Consistent winners, what are they? Indeed, that is a question worth asking. Thomas Jefferson once had a quote about creating luck through working hard. Sure, more than difficult work is required to create a winner, certainly. But, winning requires its share of work to be a consistent one. For one thing, to be able to repeatedly win, you must understand the pitfalls and mistakes to avoid through temporary failure before consistent winning. Some will fully understand my meaning and some will have to ultimately get it, but, a real loser depends on initial luck and quits if that initial effort ends up a failure. That is the wrong way to approach life and existence. Indeed, consistent loss is depending on initial luck fully, consistent winning is initial failure, understanding what you did wrong, and then getting it right next time.

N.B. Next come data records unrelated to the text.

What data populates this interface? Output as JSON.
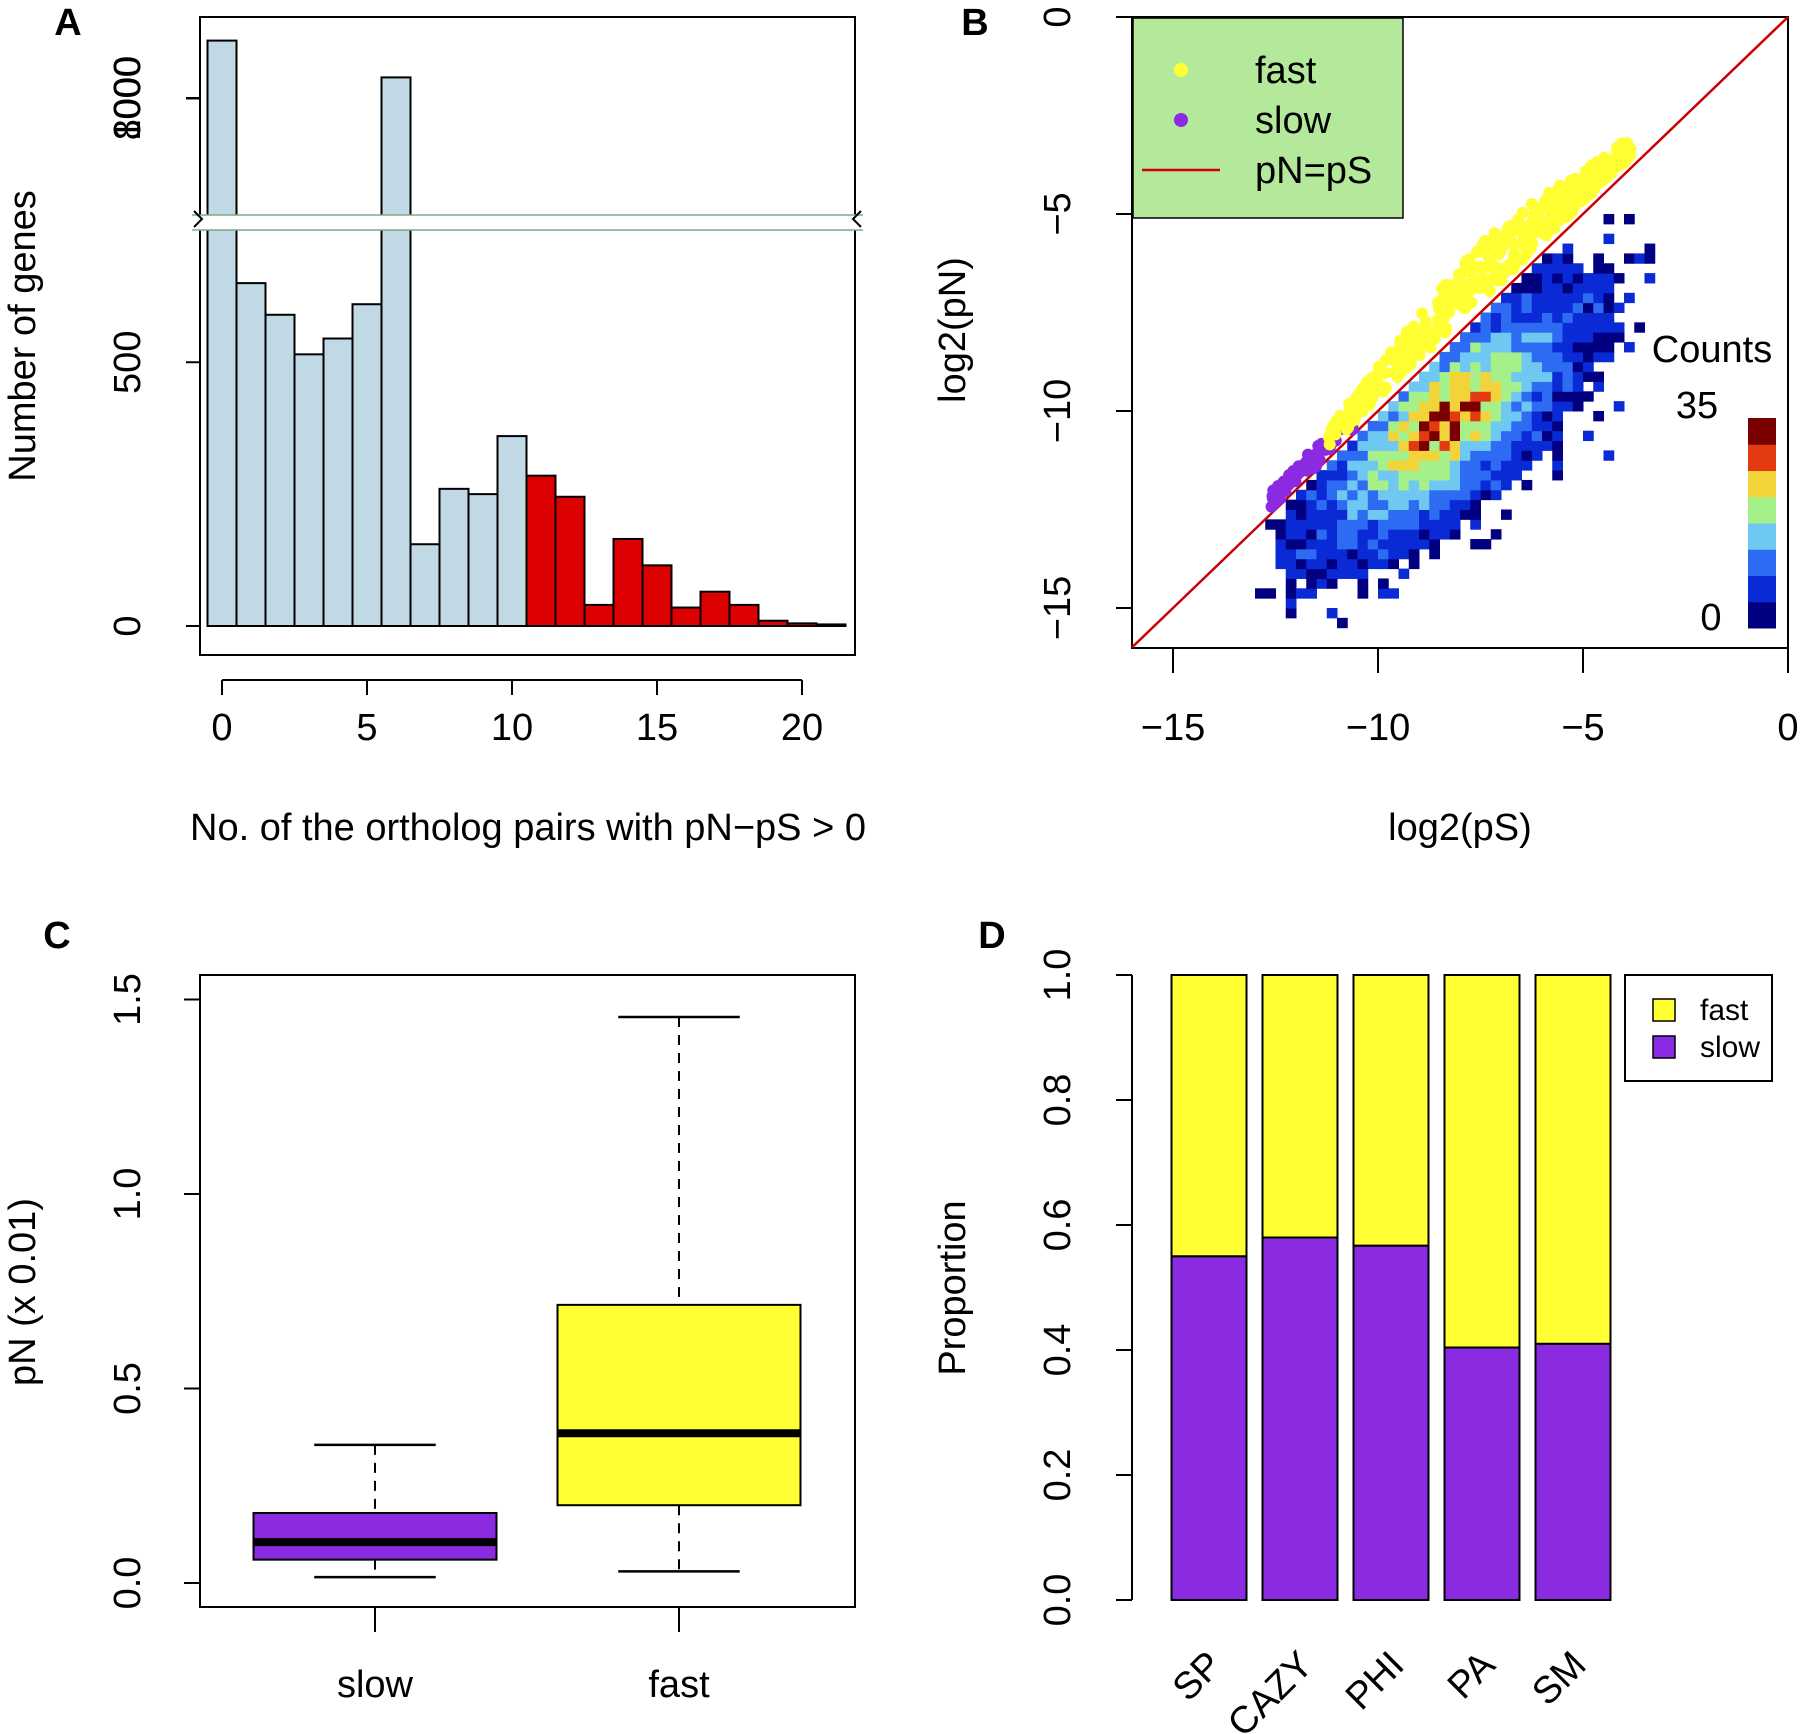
{
  "chart_data": [
    {
      "panel": "A",
      "type": "bar",
      "title": "",
      "xlabel": "No. of the ortholog pairs with pN−pS > 0",
      "ylabel": "Number of genes",
      "x": [
        0,
        1,
        2,
        3,
        4,
        5,
        6,
        7,
        8,
        9,
        10,
        11,
        12,
        13,
        14,
        15,
        16,
        17,
        18,
        19,
        20,
        21
      ],
      "values": [
        9000,
        650,
        590,
        515,
        545,
        610,
        1040,
        155,
        260,
        250,
        360,
        285,
        245,
        40,
        165,
        115,
        35,
        65,
        40,
        10,
        5,
        3
      ],
      "highlight_from_x": 11,
      "colors": {
        "normal": "#c0d9e5",
        "highlight": "#dd0000"
      },
      "xticks": [
        0,
        5,
        10,
        15,
        20
      ],
      "xtick_labels": [
        "0",
        "5",
        "10",
        "15",
        "20"
      ],
      "yticks_lower": [
        0,
        500,
        1000
      ],
      "ytick_labels_lower": [
        "0",
        "500",
        "1000"
      ],
      "yticks_upper": [
        8000
      ],
      "ytick_labels_upper": [
        "8000"
      ],
      "ylim_lower": [
        0,
        1350
      ],
      "ylim_upper": [
        7900,
        9300
      ],
      "axis_break": true
    },
    {
      "panel": "B",
      "type": "heatmap",
      "title": "",
      "xlabel": "log2(pS)",
      "ylabel": "log2(pN)",
      "xlim": [
        -16,
        0
      ],
      "ylim": [
        -16,
        0
      ],
      "xticks": [
        -15,
        -10,
        -5,
        0
      ],
      "xtick_labels": [
        "−15",
        "−10",
        "−5",
        "0"
      ],
      "yticks": [
        0,
        -5,
        -10,
        -15
      ],
      "ytick_labels": [
        "0",
        "−5",
        "−10",
        "−15"
      ],
      "density": {
        "center": [
          -8.3,
          -10.3
        ],
        "major_sd": 2.2,
        "minor_sd": 0.9,
        "angle_deg": 45,
        "max_count": 35
      },
      "colorbar": {
        "title": "Counts",
        "max_label": "35",
        "min_label": "0",
        "colors": [
          "#000080",
          "#0a2ad5",
          "#2d6cf2",
          "#6fc8f2",
          "#a6f08a",
          "#f2d33a",
          "#e33a12",
          "#7a0000"
        ]
      },
      "legend": {
        "position": "top-left",
        "background": "#b4e89b",
        "entries": [
          {
            "label": "fast",
            "kind": "point",
            "color": "#ffff33"
          },
          {
            "label": "slow",
            "kind": "point",
            "color": "#8a2be2"
          },
          {
            "label": "pN=pS",
            "kind": "line",
            "color": "#cc0000"
          }
        ]
      },
      "fast_band": {
        "x_range": [
          -11.2,
          -3.8
        ],
        "offset_range": [
          0.3,
          1.4
        ],
        "color": "#ffff33"
      },
      "slow_band": {
        "x_range": [
          -12.6,
          -10.6
        ],
        "offset_range": [
          0.1,
          0.6
        ],
        "color": "#8a2be2"
      },
      "reference_line": {
        "slope": 1,
        "intercept": 0,
        "color": "#cc0000"
      }
    },
    {
      "panel": "C",
      "type": "box",
      "title": "",
      "xlabel": "",
      "ylabel": "pN (x 0.01)",
      "ylim": [
        -0.06,
        1.56
      ],
      "yticks": [
        0.0,
        0.5,
        1.0,
        1.5
      ],
      "ytick_labels": [
        "0.0",
        "0.5",
        "1.0",
        "1.5"
      ],
      "categories": [
        "slow",
        "fast"
      ],
      "boxes": [
        {
          "name": "slow",
          "min": 0.015,
          "q1": 0.06,
          "median": 0.105,
          "q3": 0.18,
          "max": 0.355,
          "color": "#8a2be2"
        },
        {
          "name": "fast",
          "min": 0.03,
          "q1": 0.2,
          "median": 0.385,
          "q3": 0.715,
          "max": 1.455,
          "color": "#ffff33"
        }
      ]
    },
    {
      "panel": "D",
      "type": "bar",
      "stacked": true,
      "title": "",
      "xlabel": "",
      "ylabel": "Proportion",
      "ylim": [
        0,
        1
      ],
      "yticks": [
        0.0,
        0.2,
        0.4,
        0.6,
        0.8,
        1.0
      ],
      "ytick_labels": [
        "0.0",
        "0.2",
        "0.4",
        "0.6",
        "0.8",
        "1.0"
      ],
      "categories": [
        "SP",
        "CAZY",
        "PHI",
        "PA",
        "SM"
      ],
      "series": [
        {
          "name": "slow",
          "color": "#8a2be2",
          "values": [
            0.55,
            0.58,
            0.567,
            0.404,
            0.41
          ]
        },
        {
          "name": "fast",
          "color": "#ffff33",
          "values": [
            0.45,
            0.42,
            0.433,
            0.596,
            0.59
          ]
        }
      ],
      "legend": {
        "position": "top-right",
        "entries": [
          {
            "label": "fast",
            "color": "#ffff33"
          },
          {
            "label": "slow",
            "color": "#8a2be2"
          }
        ]
      }
    }
  ]
}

With the above said, even Michael Jefferey Jordan, the great basketball player did not make his high school team on the first try, but he went on to become a basketball champion anyway with legendary status in the sport of basketball. Indeed, understanding failure and then correcting your efforts is the best way to go, not depending on initial good fortune to get you through without being able to repeat it genuinely.
Indeed, the biggest failure is failure to perceive what makes a genuine and repeatable winner more than the "good fortune" itself. This is even true in a wasted poker game, also. After all, some of the greatest poker champions lost a lot of tournaments before they developed their winning styles after all. So, the biggest loss in anything is the perception of the lesson or lack of perception of the lesson in the mind, between the ears, or whatever perceives the reality of the situation at the time the situation is happening. Sure, we can all take action, but the proper action is what helps us win, and the improper action is that which makes us genuinely fail. With that said, proper experience is always better than initial lucky success on the first try without experience, however "good" the success may initially feel or seem. So, "getting off easy at first" is almost always never a good thing when considering genuine and repeatable success. After all, where do you think the saying "He who really succeeds first understands it at last" or this one "We all love to win, but who loves to train?" That is my big point in this article, we make our own ultimate luck, luck is never really given, even when we seem to succeed "without effort". Ultimately to be repeatable, success must fully be understood.
So, I end with a quote about this phenomenon from the great singer Johnny Mathis:
"I'm really pretty much a regular person who just got very lucky. I got involved early on in my life with a lot of wonderful people who helped me and guided me. I found out what I really liked to do and that was sing. And I had a lot of help to accomplish most of my goals."
That quote seems like a minor quote, but it shows the reality of what I am writing about just fine, because real and sustained success comes through understanding, and absorbing lessons that work. Do not just believe me, understand me here.